Interpreting the 0.00047 probability is not nearly as easy as assessing its
accuracy. The fact that the probability is so very small tends to denigrate the
hypothesis that leukemia in Niles occurred at random. On the other hand, rare
events, such as clusters, do happen by chance. The basic difficulty of putting
the probability associated with a given cluster into any meaningful perspective
is not knowing in how many similar communities leukemia did not exhibit a
tendency to cluster. That there is no obvious way to do this is one reason the
leukemia controversy is still with us.
About the Data Publication of the Niles cluster led to a number of research efforts
on the part of biostatisticians to find quantitative methods capable of detecting
clustering in space and time for diseases having low epidemicity. Several techniques were ultimately put forth, but the inherent “noise” in the data—variations in
population densities, ethnicities, risk factors, and medical practices—often proved
impossible to overcome.
Questions
4.2.1. If a typist averages one misspelling in every 3250
words, what are the chances that a 6000-word report is
free of all such errors? Answer the question two ways—
first, by using an exact binomial analysis, and second, by
using a Poisson approximation. Does the similarity (or
dissimilarity) of the two answers surprise you? Explain.

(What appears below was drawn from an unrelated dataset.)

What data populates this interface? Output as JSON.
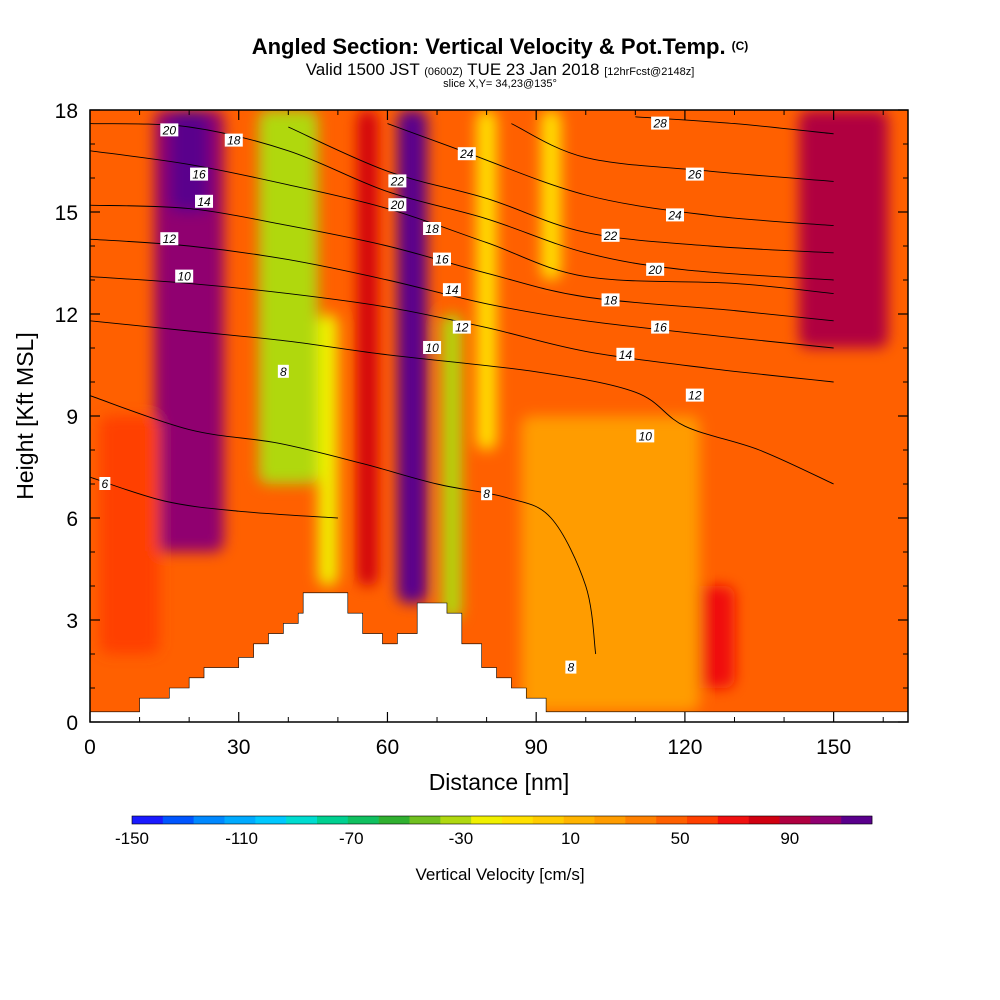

4.2.2. A medical study recently documented that 905 mistakes were made among the 289,411 prescriptions written
during one year at a large metropolitan teaching hospital. Suppose a patient is admitted with a condition serious
enough to warrant 10 different prescriptions. Approximate the probability that at least one will contain an
error.
4.2.3. Five hundred people are attending the first annual
“I was Hit by Lighting” Club. Approximate the probability that at most one of the five hundred was born on
Poisson’s birthday.
4.2.4. A chromosome mutation linked with colorblindness is known to occur, on the average, once in every ten
thousand births.
(a) Approximate the probability that exactly three of
the next twenty thousand babies born will have the
mutation.
(b) How many babies out of the next twenty thousand would have to be born with the mutation
to convince you that the “one in ten thousand”
estimate is too low? [Hint: Calculate P(X ≥ k) =
1 − P(X ≤ k − 1) for various k. (Recall Case
Study 4.2.1.)]
4.2.5. Suppose that 1% of all items in a supermarket are
not priced properly. A customer buys ten items. What is
the probability that she will be delayed by the cashier
because one or more of her items require a price check?